The title says it all: what are your favorite and least favorite non-Orthodox books that you've read?
My favorites would be:
G.K. Chesterton, Orthodoxy: The Romance of Faith (Don't always agree, but makes you think and has tremendous wit)
C.S. Lewis, The Screwtape Letters (very insightful, and not altogether unorthodox)
Luke Timothy Johnson, The Anchor Bible: The Letter of James (a good commentary)
My least favorites would be:
Bob Enyart, The Plot (manuscript of a hyper-dispensationalist, open theist--to mention just a couple strange beliefs)
Bruce Chilton, Rabbi Jesus: An Intimate Biography (claims to be scholarly and objective, but reads more like a religious novel)
Basil Pennington, Centering Prayer: Renewing an Ancient Christian Prayer Form (by a trappist monk apparently following along the same spiritual path Thomas Merton did)
a book I hate is mao's little red book with it's aethism and hate of religion. it just really rubs me the wrong way. I had to read it for a pollitical theory class.
I do rather like the oxford history of byzantium. it was very well done and interesting.
Anything by Michael Davies (RC traditionalist author who is a proponent of the Tridentine Mass; has written quite a few good books on the history of the Latin liturgy, whether it be the Roman missal or rubrical/ritual points.)
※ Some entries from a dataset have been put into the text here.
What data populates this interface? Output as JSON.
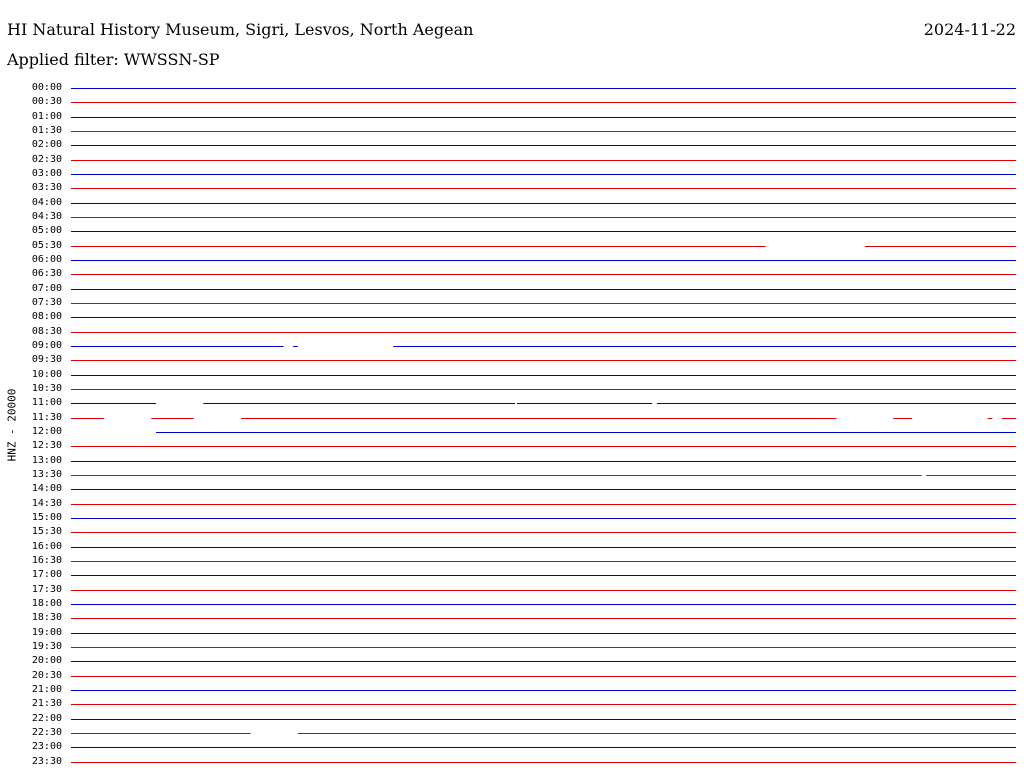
{
  "header": {
    "title": "HI Natural History Museum, Sigri, Lesvos, North Aegean",
    "date": "2024-11-22",
    "filter_label": "Applied filter: WWSSN-SP"
  },
  "chart_data": {
    "type": "line",
    "title": "HI Natural History Museum, Sigri, Lesvos, North Aegean",
    "ylabel": "HNZ - 20000",
    "xlabel": "",
    "colors": [
      "#0000cc",
      "#dd0000"
    ],
    "rows": [
      {
        "time": "00:00",
        "gaps": []
      },
      {
        "time": "00:30",
        "gaps": []
      },
      {
        "time": "01:00",
        "gaps": []
      },
      {
        "time": "01:30",
        "gaps": []
      },
      {
        "time": "02:00",
        "gaps": []
      },
      {
        "time": "02:30",
        "gaps": []
      },
      {
        "time": "03:00",
        "gaps": []
      },
      {
        "time": "03:30",
        "gaps": []
      },
      {
        "time": "04:00",
        "gaps": []
      },
      {
        "time": "04:30",
        "gaps": []
      },
      {
        "time": "05:00",
        "gaps": []
      },
      {
        "time": "05:30",
        "gaps": [
          [
            0.735,
            0.84
          ]
        ]
      },
      {
        "time": "06:00",
        "gaps": []
      },
      {
        "time": "06:30",
        "gaps": []
      },
      {
        "time": "07:00",
        "gaps": []
      },
      {
        "time": "07:30",
        "gaps": []
      },
      {
        "time": "08:00",
        "gaps": []
      },
      {
        "time": "08:30",
        "gaps": []
      },
      {
        "time": "09:00",
        "gaps": [
          [
            0.225,
            0.235
          ],
          [
            0.24,
            0.341
          ]
        ]
      },
      {
        "time": "09:30",
        "gaps": []
      },
      {
        "time": "10:00",
        "gaps": []
      },
      {
        "time": "10:30",
        "gaps": []
      },
      {
        "time": "11:00",
        "gaps": [
          [
            0.09,
            0.14
          ],
          [
            0.47,
            0.472
          ],
          [
            0.615,
            0.62
          ]
        ]
      },
      {
        "time": "11:30",
        "gaps": [
          [
            0.035,
            0.085
          ],
          [
            0.13,
            0.18
          ],
          [
            0.81,
            0.87
          ],
          [
            0.89,
            0.97
          ],
          [
            0.975,
            0.985
          ]
        ]
      },
      {
        "time": "12:00",
        "gaps": [
          [
            0.0,
            0.09
          ]
        ]
      },
      {
        "time": "12:30",
        "gaps": []
      },
      {
        "time": "13:00",
        "gaps": []
      },
      {
        "time": "13:30",
        "gaps": [
          [
            0.9,
            0.905
          ]
        ]
      },
      {
        "time": "14:00",
        "gaps": []
      },
      {
        "time": "14:30",
        "gaps": []
      },
      {
        "time": "15:00",
        "gaps": []
      },
      {
        "time": "15:30",
        "gaps": []
      },
      {
        "time": "16:00",
        "gaps": []
      },
      {
        "time": "16:30",
        "gaps": []
      },
      {
        "time": "17:00",
        "gaps": []
      },
      {
        "time": "17:30",
        "gaps": []
      },
      {
        "time": "18:00",
        "gaps": []
      },
      {
        "time": "18:30",
        "gaps": []
      },
      {
        "time": "19:00",
        "gaps": []
      },
      {
        "time": "19:30",
        "gaps": []
      },
      {
        "time": "20:00",
        "gaps": []
      },
      {
        "time": "20:30",
        "gaps": []
      },
      {
        "time": "21:00",
        "gaps": []
      },
      {
        "time": "21:30",
        "gaps": []
      },
      {
        "time": "22:00",
        "gaps": []
      },
      {
        "time": "22:30",
        "gaps": [
          [
            0.19,
            0.24
          ]
        ]
      },
      {
        "time": "23:00",
        "gaps": []
      },
      {
        "time": "23:30",
        "gaps": []
      }
    ]
  }
}
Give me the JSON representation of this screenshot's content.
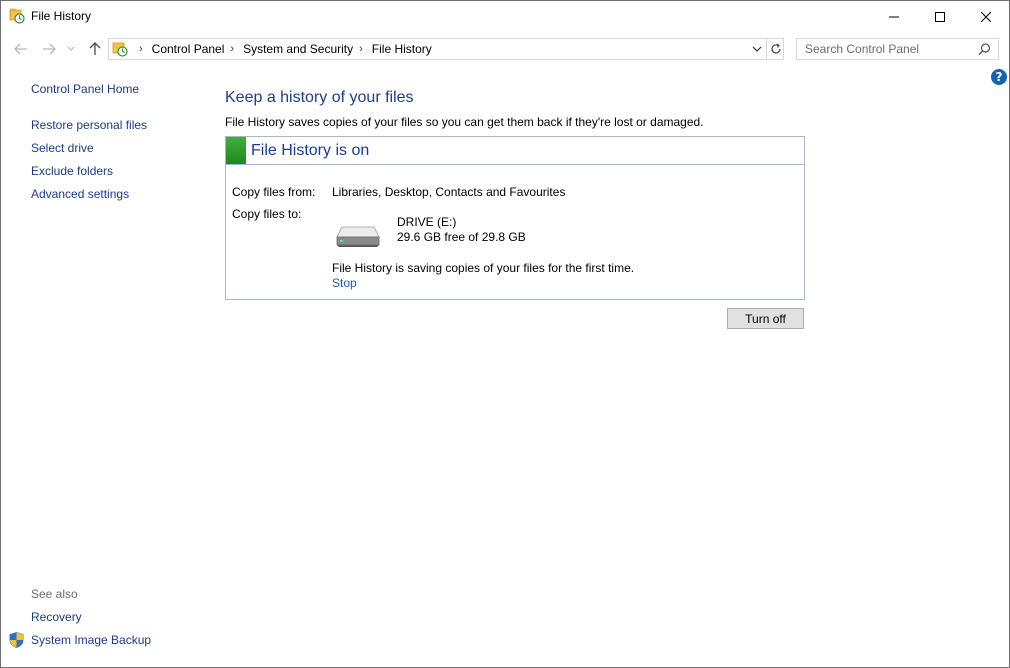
{
  "window": {
    "title": "File History"
  },
  "address": {
    "crumbs": [
      "Control Panel",
      "System and Security",
      "File History"
    ]
  },
  "search": {
    "placeholder": "Search Control Panel"
  },
  "sidebar": {
    "home": "Control Panel Home",
    "links": [
      "Restore personal files",
      "Select drive",
      "Exclude folders",
      "Advanced settings"
    ],
    "see_also_label": "See also",
    "see_also_links": [
      "Recovery",
      "System Image Backup"
    ]
  },
  "main": {
    "title": "Keep a history of your files",
    "description": "File History saves copies of your files so you can get them back if they're lost or damaged.",
    "status": {
      "title": "File History is on",
      "color": "#2a9d2a"
    },
    "copy_from_label": "Copy files from:",
    "copy_from_value": "Libraries, Desktop, Contacts and Favourites",
    "copy_to_label": "Copy files to:",
    "drive_name": "DRIVE (E:)",
    "drive_free": "29.6 GB free of 29.8 GB",
    "saving_message": "File History is saving copies of your files for the first time.",
    "stop_link": "Stop",
    "turn_off_button": "Turn off"
  },
  "icons": {
    "title": "file-history-icon",
    "help": "help-icon",
    "shield": "uac-shield-icon",
    "drive": "hard-drive-icon"
  },
  "help_glyph": "?"
}
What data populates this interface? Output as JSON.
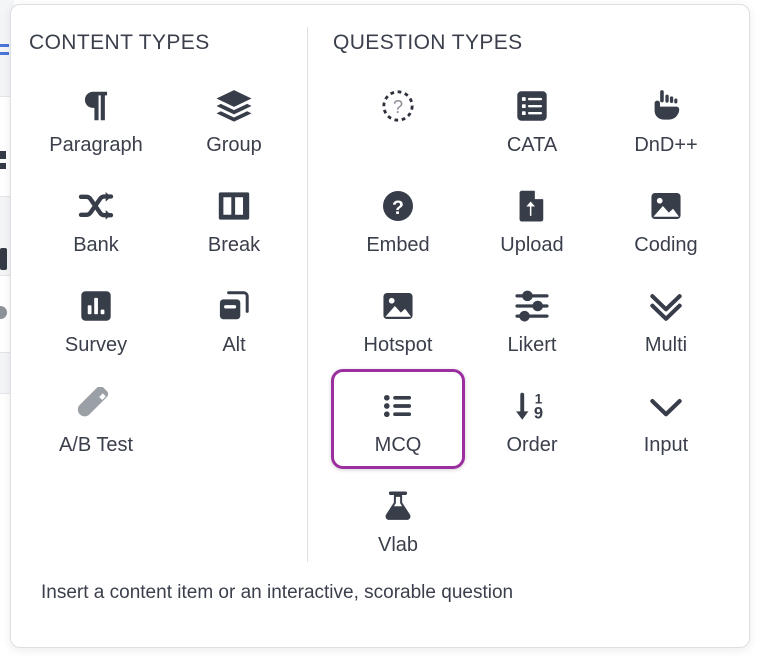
{
  "popup": {
    "footer_note": "Insert a content item or an interactive, scorable question",
    "selected_item": "MCQ",
    "accent_color": "#9b2fa0",
    "icon_color": "#373d49",
    "muted_icon_color": "#9b9fa6"
  },
  "content_types": {
    "title": "CONTENT TYPES",
    "items": [
      {
        "label": "Paragraph",
        "icon": "pilcrow-icon",
        "state": "normal"
      },
      {
        "label": "Group",
        "icon": "layers-icon",
        "state": "normal"
      },
      {
        "label": "Bank",
        "icon": "shuffle-icon",
        "state": "normal"
      },
      {
        "label": "Break",
        "icon": "columns-split-icon",
        "state": "normal"
      },
      {
        "label": "Survey",
        "icon": "bar-chart-icon",
        "state": "normal"
      },
      {
        "label": "Alt",
        "icon": "duplicate-cards-icon",
        "state": "normal"
      },
      {
        "label": "A/B Test",
        "icon": "test-tube-icon",
        "state": "disabled"
      }
    ]
  },
  "question_types": {
    "title": "QUESTION TYPES",
    "items": [
      {
        "label": "",
        "icon": "dashed-question-icon",
        "state": "placeholder"
      },
      {
        "label": "CATA",
        "icon": "checklist-box-icon",
        "state": "normal"
      },
      {
        "label": "DnD++",
        "icon": "pointing-hand-icon",
        "state": "normal"
      },
      {
        "label": "Embed",
        "icon": "question-circle-icon",
        "state": "normal"
      },
      {
        "label": "Upload",
        "icon": "file-upload-icon",
        "state": "normal"
      },
      {
        "label": "Coding",
        "icon": "image-box-icon",
        "state": "normal"
      },
      {
        "label": "Hotspot",
        "icon": "image-box-icon",
        "state": "normal"
      },
      {
        "label": "Likert",
        "icon": "sliders-icon",
        "state": "normal"
      },
      {
        "label": "Multi",
        "icon": "double-check-icon",
        "state": "normal"
      },
      {
        "label": "MCQ",
        "icon": "bulleted-list-icon",
        "state": "selected"
      },
      {
        "label": "Order",
        "icon": "sort-numeric-icon",
        "state": "normal"
      },
      {
        "label": "Input",
        "icon": "check-icon",
        "state": "normal"
      },
      {
        "label": "Vlab",
        "icon": "flask-icon",
        "state": "normal"
      }
    ]
  }
}
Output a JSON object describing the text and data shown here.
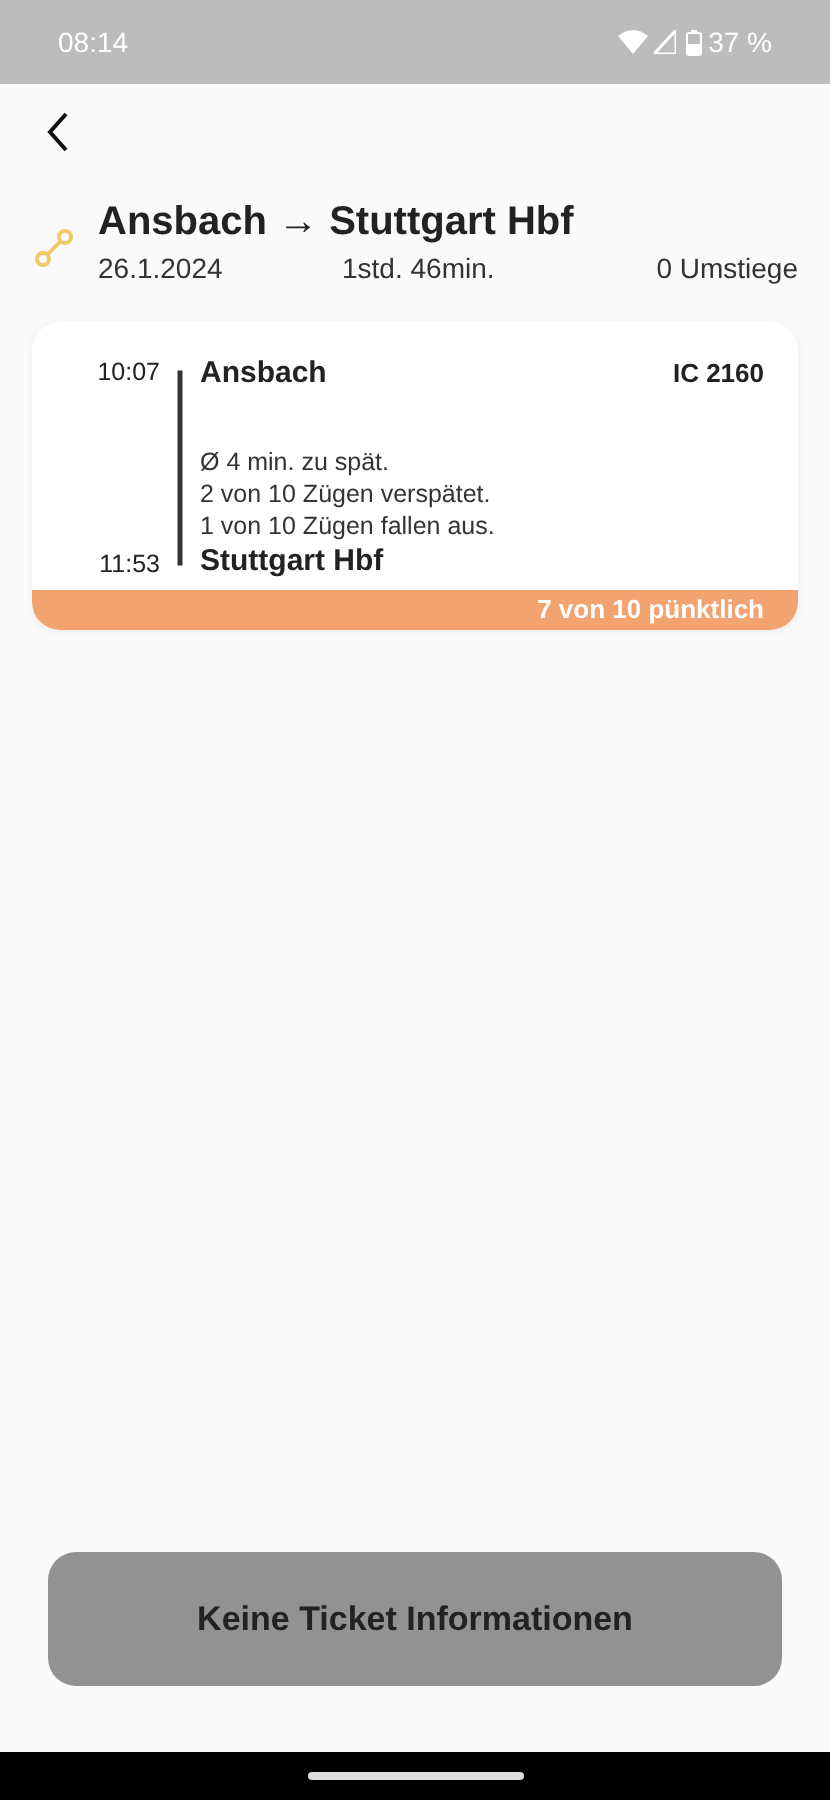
{
  "status_bar": {
    "time": "08:14",
    "battery": "37 %"
  },
  "header": {
    "title": "Ansbach → Stuttgart Hbf",
    "date": "26.1.2024",
    "duration": "1std. 46min.",
    "transfers": "0 Umstiege"
  },
  "connection": {
    "train": "IC 2160",
    "stops": [
      {
        "time": "10:07",
        "station": "Ansbach"
      },
      {
        "time": "11:53",
        "station": "Stuttgart Hbf"
      }
    ],
    "stats": [
      "Ø 4 min. zu spät.",
      "2 von 10 Zügen verspätet.",
      "1 von 10 Zügen fallen aus."
    ],
    "punctuality": "7 von 10 pünktlich"
  },
  "ticket_button": {
    "label": "Keine Ticket Informationen",
    "disabled": true
  }
}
Summa Theologica: of course I haven't read it in it's entirity, but as far as philosophical works go, it is very elegant. It's both a curiosity in it's insights, but also in so far as it shows the limitations of rationalistic thought, particularly as applied to the Christian revelation. It doesn't surprise me at all, that towards the end of his life it's author (Thomas Aquinas, truly a savant and uber-genius, and considered a saint and doctor by the RCC) had an empiphany, and realized all he had written was "much straw" and attempted to burn his own manuscripts (an interesting act indeed; it should make one wonder if the RCC has ever taken this act on his part as seriously as they should...I think it's obvious they did not).
Analects of Confuscius: the actual sayings of Confuscius are a good read. I also appreciate Taoist wisdom literature as well (it's also my understanding that an Orthodox book has actually been written in recent times, saying that the Chinense concept of the Tao is similar to the concept of "Logos" - which, from my reading on Taoism is not at all a bizarre comparison.)
As for "least favourites", I'd have to give that some thought...
A favorite:Tao Te-Ching by Lao-Tzu. Fr Seraphim Rose liked it too.
Among my least favorites: The works of Jane Austen. I'm a strange Anglophile, not into Austen, Gilbert & Sullivan, or Monty Python. Austen may be a girl thing. I think those books and movies are boring.